Monday, February 1, 2016

The Grexit that Could Actually Happen

by Jacob Funk Kirkegaard

Peterson Institute for International Economics

February 1, 2016

For years the euro area has labored to successfully prevent a financial exit by Greece from the common currency, a fear commonly known as “Grexit.” Following the September 2015 elections, Greece now has a parliament that is overwhelmingly pro-euro and in compliance with the program imposed by the European Commission, the European Central Bank, and the International Monetary Fund (IMF), known as the Troika. Barring major external economic and political shocks, the country can return to growth in 2016 and get further debt relief from the euro area.
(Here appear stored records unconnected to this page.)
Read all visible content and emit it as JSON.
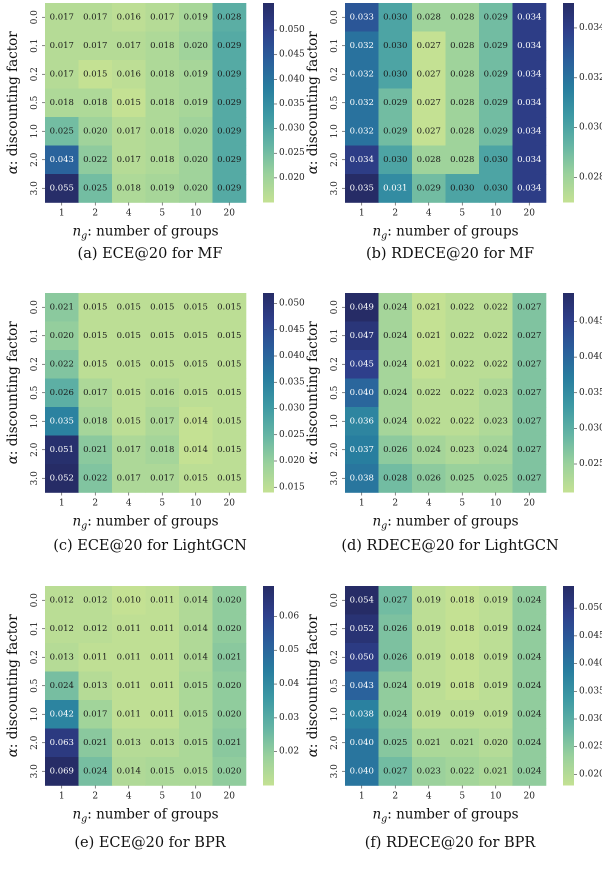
{
  "chart_data": [
    {
      "type": "heatmap",
      "caption": "(a)  ECE@20 for MF",
      "xlabel_var": "n",
      "xlabel_sub": "g",
      "xlabel_rest": ": number of groups",
      "ylabel_var": "α",
      "ylabel_rest": ": discounting factor",
      "x_categories": [
        "1",
        "2",
        "4",
        "5",
        "10",
        "20"
      ],
      "y_categories": [
        "0.0",
        "0.1",
        "0.2",
        "0.5",
        "1.0",
        "2.0",
        "3.0"
      ],
      "values": [
        [
          0.017,
          0.017,
          0.016,
          0.017,
          0.019,
          0.028
        ],
        [
          0.017,
          0.017,
          0.017,
          0.018,
          0.02,
          0.029
        ],
        [
          0.017,
          0.015,
          0.016,
          0.018,
          0.019,
          0.029
        ],
        [
          0.018,
          0.018,
          0.015,
          0.018,
          0.019,
          0.029
        ],
        [
          0.025,
          0.02,
          0.017,
          0.018,
          0.02,
          0.029
        ],
        [
          0.043,
          0.022,
          0.017,
          0.018,
          0.02,
          0.029
        ],
        [
          0.055,
          0.025,
          0.018,
          0.019,
          0.02,
          0.029
        ]
      ],
      "colorbar_range": [
        0.015,
        0.0555
      ],
      "colorbar_ticks": [
        "0.050",
        "0.045",
        "0.040",
        "0.035",
        "0.030",
        "0.025",
        "0.020"
      ]
    },
    {
      "type": "heatmap",
      "caption": "(b)  RDECE@20 for MF",
      "xlabel_var": "n",
      "xlabel_sub": "g",
      "xlabel_rest": ": number of groups",
      "ylabel_var": "α",
      "ylabel_rest": ": discounting factor",
      "x_categories": [
        "1",
        "2",
        "4",
        "5",
        "10",
        "20"
      ],
      "y_categories": [
        "0.0",
        "0.1",
        "0.2",
        "0.5",
        "1.0",
        "2.0",
        "3.0"
      ],
      "values": [
        [
          0.033,
          0.03,
          0.028,
          0.028,
          0.029,
          0.034
        ],
        [
          0.032,
          0.03,
          0.027,
          0.028,
          0.029,
          0.034
        ],
        [
          0.032,
          0.03,
          0.027,
          0.028,
          0.029,
          0.034
        ],
        [
          0.032,
          0.029,
          0.027,
          0.028,
          0.029,
          0.034
        ],
        [
          0.032,
          0.029,
          0.027,
          0.028,
          0.029,
          0.034
        ],
        [
          0.034,
          0.03,
          0.028,
          0.028,
          0.03,
          0.034
        ],
        [
          0.035,
          0.031,
          0.029,
          0.03,
          0.03,
          0.034
        ]
      ],
      "colorbar_range": [
        0.027,
        0.035
      ],
      "colorbar_ticks": [
        "0.034",
        "0.032",
        "0.030",
        "0.028"
      ]
    },
    {
      "type": "heatmap",
      "caption": "(c)  ECE@20 for LightGCN",
      "xlabel_var": "n",
      "xlabel_sub": "g",
      "xlabel_rest": ": number of groups",
      "ylabel_var": "α",
      "ylabel_rest": ": discounting factor",
      "x_categories": [
        "1",
        "2",
        "4",
        "5",
        "10",
        "20"
      ],
      "y_categories": [
        "0.0",
        "0.1",
        "0.2",
        "0.5",
        "1.0",
        "2.0",
        "3.0"
      ],
      "values": [
        [
          0.021,
          0.015,
          0.015,
          0.015,
          0.015,
          0.015
        ],
        [
          0.02,
          0.015,
          0.015,
          0.015,
          0.015,
          0.015
        ],
        [
          0.022,
          0.015,
          0.015,
          0.015,
          0.015,
          0.015
        ],
        [
          0.026,
          0.017,
          0.015,
          0.016,
          0.015,
          0.015
        ],
        [
          0.035,
          0.018,
          0.015,
          0.017,
          0.014,
          0.015
        ],
        [
          0.051,
          0.021,
          0.017,
          0.018,
          0.014,
          0.015
        ],
        [
          0.052,
          0.022,
          0.017,
          0.017,
          0.015,
          0.015
        ]
      ],
      "colorbar_range": [
        0.014,
        0.052
      ],
      "colorbar_ticks": [
        "0.050",
        "0.045",
        "0.040",
        "0.035",
        "0.030",
        "0.025",
        "0.020",
        "0.015"
      ]
    },
    {
      "type": "heatmap",
      "caption": "(d)  RDECE@20 for LightGCN",
      "xlabel_var": "n",
      "xlabel_sub": "g",
      "xlabel_rest": ": number of groups",
      "ylabel_var": "α",
      "ylabel_rest": ": discounting factor",
      "x_categories": [
        "1",
        "2",
        "4",
        "5",
        "10",
        "20"
      ],
      "y_categories": [
        "0.0",
        "0.1",
        "0.2",
        "0.5",
        "1.0",
        "2.0",
        "3.0"
      ],
      "values": [
        [
          0.049,
          0.024,
          0.021,
          0.022,
          0.022,
          0.027
        ],
        [
          0.047,
          0.024,
          0.021,
          0.022,
          0.022,
          0.027
        ],
        [
          0.045,
          0.024,
          0.021,
          0.022,
          0.022,
          0.027
        ],
        [
          0.04,
          0.024,
          0.022,
          0.022,
          0.023,
          0.027
        ],
        [
          0.036,
          0.024,
          0.022,
          0.022,
          0.023,
          0.027
        ],
        [
          0.037,
          0.026,
          0.024,
          0.023,
          0.024,
          0.027
        ],
        [
          0.038,
          0.028,
          0.026,
          0.025,
          0.025,
          0.027
        ]
      ],
      "colorbar_range": [
        0.021,
        0.049
      ],
      "colorbar_ticks": [
        "0.045",
        "0.040",
        "0.035",
        "0.030",
        "0.025"
      ]
    },
    {
      "type": "heatmap",
      "caption": "(e)  ECE@20 for BPR",
      "xlabel_var": "n",
      "xlabel_sub": "g",
      "xlabel_rest": ": number of groups",
      "ylabel_var": "α",
      "ylabel_rest": ": discounting factor",
      "x_categories": [
        "1",
        "2",
        "4",
        "5",
        "10",
        "20"
      ],
      "y_categories": [
        "0.0",
        "0.1",
        "0.2",
        "0.5",
        "1.0",
        "2.0",
        "3.0"
      ],
      "values": [
        [
          0.012,
          0.012,
          0.01,
          0.011,
          0.014,
          0.02
        ],
        [
          0.012,
          0.012,
          0.011,
          0.011,
          0.014,
          0.02
        ],
        [
          0.013,
          0.011,
          0.011,
          0.011,
          0.014,
          0.021
        ],
        [
          0.024,
          0.013,
          0.011,
          0.011,
          0.015,
          0.02
        ],
        [
          0.042,
          0.017,
          0.011,
          0.011,
          0.015,
          0.02
        ],
        [
          0.063,
          0.021,
          0.013,
          0.013,
          0.015,
          0.021
        ],
        [
          0.069,
          0.024,
          0.014,
          0.015,
          0.015,
          0.02
        ]
      ],
      "colorbar_range": [
        0.01,
        0.069
      ],
      "colorbar_ticks": [
        "0.06",
        "0.05",
        "0.04",
        "0.03",
        "0.02"
      ]
    },
    {
      "type": "heatmap",
      "caption": "(f)  RDECE@20 for BPR",
      "xlabel_var": "n",
      "xlabel_sub": "g",
      "xlabel_rest": ": number of groups",
      "ylabel_var": "α",
      "ylabel_rest": ": discounting factor",
      "x_categories": [
        "1",
        "2",
        "4",
        "5",
        "10",
        "20"
      ],
      "y_categories": [
        "0.0",
        "0.1",
        "0.2",
        "0.5",
        "1.0",
        "2.0",
        "3.0"
      ],
      "values": [
        [
          0.054,
          0.027,
          0.019,
          0.018,
          0.019,
          0.024
        ],
        [
          0.052,
          0.026,
          0.019,
          0.018,
          0.019,
          0.024
        ],
        [
          0.05,
          0.026,
          0.019,
          0.018,
          0.019,
          0.024
        ],
        [
          0.043,
          0.024,
          0.019,
          0.018,
          0.019,
          0.024
        ],
        [
          0.038,
          0.024,
          0.019,
          0.019,
          0.019,
          0.024
        ],
        [
          0.04,
          0.025,
          0.021,
          0.021,
          0.02,
          0.024
        ],
        [
          0.04,
          0.027,
          0.023,
          0.022,
          0.021,
          0.024
        ]
      ],
      "colorbar_range": [
        0.018,
        0.054
      ],
      "colorbar_ticks": [
        "0.050",
        "0.045",
        "0.040",
        "0.035",
        "0.030",
        "0.025",
        "0.020"
      ]
    }
  ],
  "colormap": [
    "#c4e193",
    "#9ad19c",
    "#65b5a4",
    "#3e9aa4",
    "#287e9f",
    "#2a5e9b",
    "#2e3f8b",
    "#262c66"
  ]
}
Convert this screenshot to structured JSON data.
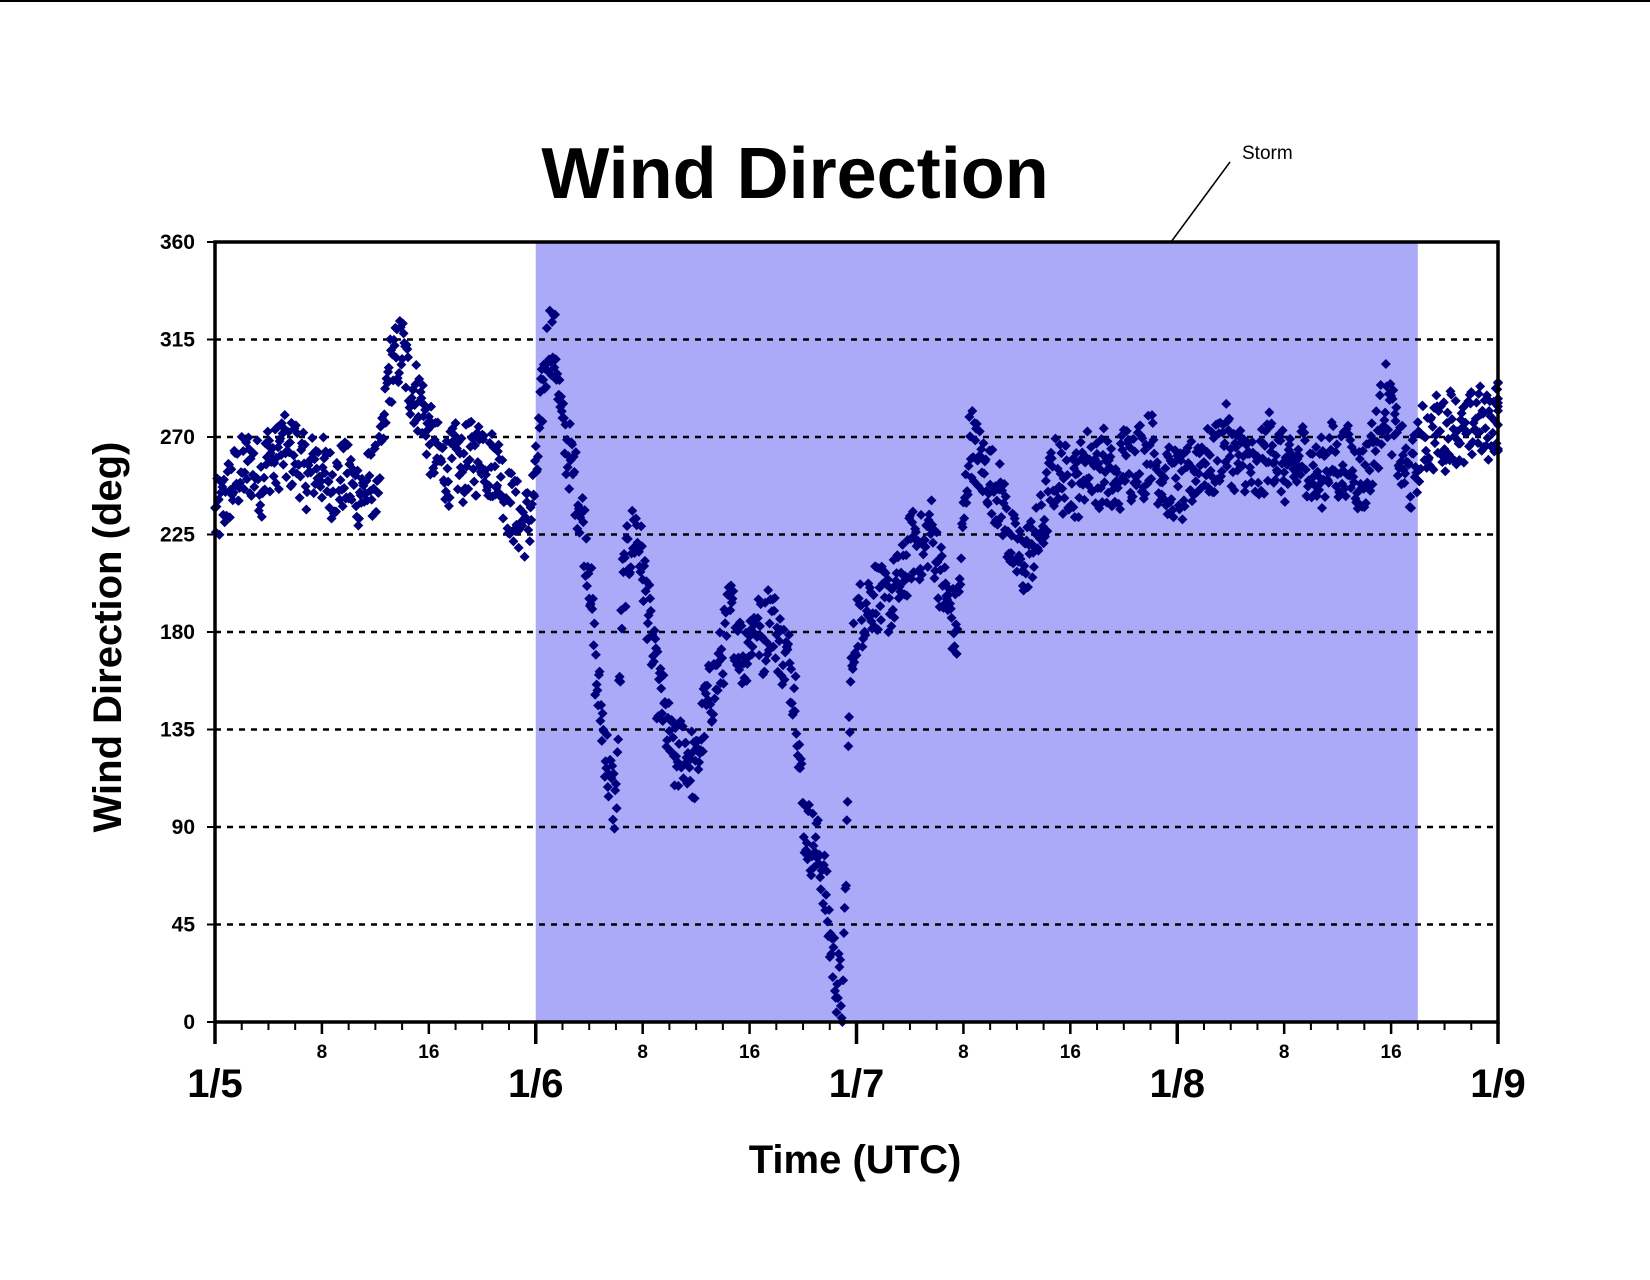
{
  "chart_data": {
    "type": "scatter",
    "title": "Wind Direction",
    "xlabel": "Time (UTC)",
    "ylabel": "Wind Direction (deg)",
    "ylim": [
      0,
      360
    ],
    "yticks": [
      0,
      45,
      90,
      135,
      180,
      225,
      270,
      315,
      360
    ],
    "grid": "horizontal dotted",
    "x_unit": "hours since 1/5 00:00 UTC",
    "xlim": [
      0,
      96
    ],
    "day_ticks": [
      {
        "label": "1/5",
        "hour": 0
      },
      {
        "label": "1/6",
        "hour": 24
      },
      {
        "label": "1/7",
        "hour": 48
      },
      {
        "label": "1/8",
        "hour": 72
      },
      {
        "label": "1/9",
        "hour": 96
      }
    ],
    "hour_ticks": [
      {
        "label": "8",
        "hour": 8
      },
      {
        "label": "16",
        "hour": 16
      },
      {
        "label": "8",
        "hour": 32
      },
      {
        "label": "16",
        "hour": 40
      },
      {
        "label": "8",
        "hour": 56
      },
      {
        "label": "16",
        "hour": 64
      },
      {
        "label": "8",
        "hour": 80
      },
      {
        "label": "16",
        "hour": 88
      }
    ],
    "minor_tick_step_hours": 2,
    "storm": {
      "label": "Storm",
      "start_hour": 24,
      "end_hour": 90,
      "color": "#aaaaf8"
    },
    "marker_color": "#00007c",
    "series": [
      {
        "values": [
          [
            0.0,
            232
          ],
          [
            0.5,
            238
          ],
          [
            1.0,
            245
          ],
          [
            1.5,
            250
          ],
          [
            2.0,
            254
          ],
          [
            2.5,
            258
          ],
          [
            3.0,
            255
          ],
          [
            3.5,
            250
          ],
          [
            4.0,
            262
          ],
          [
            4.5,
            258
          ],
          [
            5.0,
            266
          ],
          [
            5.5,
            260
          ],
          [
            6.0,
            264
          ],
          [
            6.5,
            256
          ],
          [
            7.0,
            252
          ],
          [
            7.5,
            258
          ],
          [
            8.0,
            255
          ],
          [
            8.5,
            250
          ],
          [
            9.0,
            248
          ],
          [
            9.5,
            252
          ],
          [
            10.0,
            250
          ],
          [
            10.5,
            246
          ],
          [
            11.0,
            244
          ],
          [
            11.5,
            248
          ],
          [
            12.0,
            250
          ],
          [
            12.5,
            262
          ],
          [
            13.0,
            300
          ],
          [
            13.5,
            305
          ],
          [
            14.0,
            312
          ],
          [
            14.5,
            296
          ],
          [
            15.0,
            290
          ],
          [
            15.5,
            285
          ],
          [
            16.0,
            270
          ],
          [
            16.5,
            262
          ],
          [
            17.0,
            258
          ],
          [
            17.5,
            255
          ],
          [
            18.0,
            260
          ],
          [
            18.5,
            255
          ],
          [
            19.0,
            262
          ],
          [
            19.5,
            258
          ],
          [
            20.0,
            268
          ],
          [
            20.5,
            255
          ],
          [
            21.0,
            260
          ],
          [
            21.5,
            250
          ],
          [
            22.0,
            240
          ],
          [
            22.5,
            235
          ],
          [
            23.0,
            230
          ],
          [
            23.5,
            232
          ],
          [
            24.0,
            250
          ],
          [
            24.5,
            290
          ],
          [
            25.0,
            318
          ],
          [
            25.5,
            310
          ],
          [
            26.0,
            272
          ],
          [
            26.5,
            262
          ],
          [
            27.0,
            248
          ],
          [
            27.5,
            232
          ],
          [
            28.0,
            210
          ],
          [
            28.5,
            160
          ],
          [
            29.0,
            138
          ],
          [
            29.5,
            112
          ],
          [
            30.0,
            100
          ],
          [
            30.5,
            200
          ],
          [
            31.0,
            218
          ],
          [
            31.5,
            228
          ],
          [
            32.0,
            210
          ],
          [
            32.5,
            185
          ],
          [
            33.0,
            158
          ],
          [
            33.5,
            146
          ],
          [
            34.0,
            130
          ],
          [
            34.5,
            118
          ],
          [
            35.0,
            128
          ],
          [
            35.5,
            122
          ],
          [
            36.0,
            115
          ],
          [
            36.5,
            138
          ],
          [
            37.0,
            150
          ],
          [
            37.5,
            158
          ],
          [
            38.0,
            170
          ],
          [
            38.5,
            190
          ],
          [
            39.0,
            182
          ],
          [
            39.5,
            168
          ],
          [
            40.0,
            178
          ],
          [
            40.5,
            186
          ],
          [
            41.0,
            174
          ],
          [
            41.5,
            190
          ],
          [
            42.0,
            180
          ],
          [
            42.5,
            170
          ],
          [
            43.0,
            165
          ],
          [
            43.5,
            150
          ],
          [
            44.0,
            95
          ],
          [
            44.5,
            85
          ],
          [
            45.0,
            80
          ],
          [
            45.5,
            70
          ],
          [
            46.0,
            40
          ],
          [
            46.5,
            20
          ],
          [
            47.0,
            10
          ],
          [
            47.5,
            150
          ],
          [
            48.0,
            185
          ],
          [
            48.5,
            190
          ],
          [
            49.0,
            195
          ],
          [
            49.5,
            198
          ],
          [
            50.0,
            192
          ],
          [
            50.5,
            196
          ],
          [
            51.0,
            200
          ],
          [
            51.5,
            205
          ],
          [
            52.0,
            218
          ],
          [
            52.5,
            224
          ],
          [
            53.0,
            215
          ],
          [
            53.5,
            230
          ],
          [
            54.0,
            215
          ],
          [
            54.5,
            200
          ],
          [
            55.0,
            190
          ],
          [
            55.5,
            180
          ],
          [
            56.0,
            230
          ],
          [
            56.5,
            270
          ],
          [
            57.0,
            262
          ],
          [
            57.5,
            255
          ],
          [
            58.0,
            252
          ],
          [
            58.5,
            245
          ],
          [
            59.0,
            238
          ],
          [
            59.5,
            222
          ],
          [
            60.0,
            215
          ],
          [
            60.5,
            212
          ],
          [
            61.0,
            218
          ],
          [
            61.5,
            222
          ],
          [
            62.0,
            232
          ],
          [
            62.5,
            248
          ],
          [
            63.0,
            255
          ],
          [
            63.5,
            250
          ],
          [
            64.0,
            252
          ],
          [
            64.5,
            248
          ],
          [
            65.0,
            256
          ],
          [
            65.5,
            260
          ],
          [
            66.0,
            252
          ],
          [
            66.5,
            258
          ],
          [
            67.0,
            250
          ],
          [
            67.5,
            245
          ],
          [
            68.0,
            262
          ],
          [
            68.5,
            255
          ],
          [
            69.0,
            265
          ],
          [
            69.5,
            258
          ],
          [
            70.0,
            268
          ],
          [
            70.5,
            256
          ],
          [
            71.0,
            252
          ],
          [
            71.5,
            248
          ],
          [
            72.0,
            250
          ],
          [
            72.5,
            245
          ],
          [
            73.0,
            252
          ],
          [
            73.5,
            258
          ],
          [
            74.0,
            262
          ],
          [
            74.5,
            255
          ],
          [
            75.0,
            262
          ],
          [
            75.5,
            270
          ],
          [
            76.0,
            265
          ],
          [
            76.5,
            258
          ],
          [
            77.0,
            262
          ],
          [
            77.5,
            255
          ],
          [
            78.0,
            250
          ],
          [
            78.5,
            260
          ],
          [
            79.0,
            268
          ],
          [
            79.5,
            262
          ],
          [
            80.0,
            255
          ],
          [
            80.5,
            252
          ],
          [
            81.0,
            258
          ],
          [
            81.5,
            262
          ],
          [
            82.0,
            255
          ],
          [
            82.5,
            250
          ],
          [
            83.0,
            256
          ],
          [
            83.5,
            262
          ],
          [
            84.0,
            255
          ],
          [
            84.5,
            260
          ],
          [
            85.0,
            258
          ],
          [
            85.5,
            252
          ],
          [
            86.0,
            250
          ],
          [
            86.5,
            262
          ],
          [
            87.0,
            270
          ],
          [
            87.5,
            290
          ],
          [
            88.0,
            280
          ],
          [
            88.5,
            265
          ],
          [
            89.0,
            255
          ],
          [
            89.5,
            250
          ],
          [
            90.0,
            262
          ],
          [
            90.5,
            272
          ],
          [
            91.0,
            268
          ],
          [
            91.5,
            275
          ],
          [
            92.0,
            270
          ],
          [
            92.5,
            278
          ],
          [
            93.0,
            272
          ],
          [
            93.5,
            268
          ],
          [
            94.0,
            275
          ],
          [
            94.5,
            280
          ],
          [
            95.0,
            272
          ],
          [
            95.5,
            278
          ],
          [
            96.0,
            280
          ]
        ]
      }
    ]
  }
}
The migration crisis in Europe threatens this hopeful forecast and could even force a de facto “physical Grexit” from the rest of Europe.

Last week the European Commission started a bureaucratic doomsday clock threatening Greece with expulsion from the Schengen Area of open borders if it does not manage its border with Turkey more effectively. The legal basis for such an expulsion would be the conclusion of the so-called Schengen Evaluation Report of Greece, based on unannounced inspections to verify compliance with its rules for identification and registration of migrants at the Turkish-Greek border in late 2015.

The draft report has not been made public, but EU Migration and Home Affairs Commissioner Dimitris Avramopoulos has described “serious deficiencies in the management of the external border in Greece.” Unless Greece implements in the next three months whatever remedial measures the Commission and Schengen Evaluation Committee propose,1 a qualified majority of Schengen members (e.g. , able to outvote Greece) may reintroduce physical internal border control to protect the common interest of the Schengen Area and hence leave Greece out for up to two years.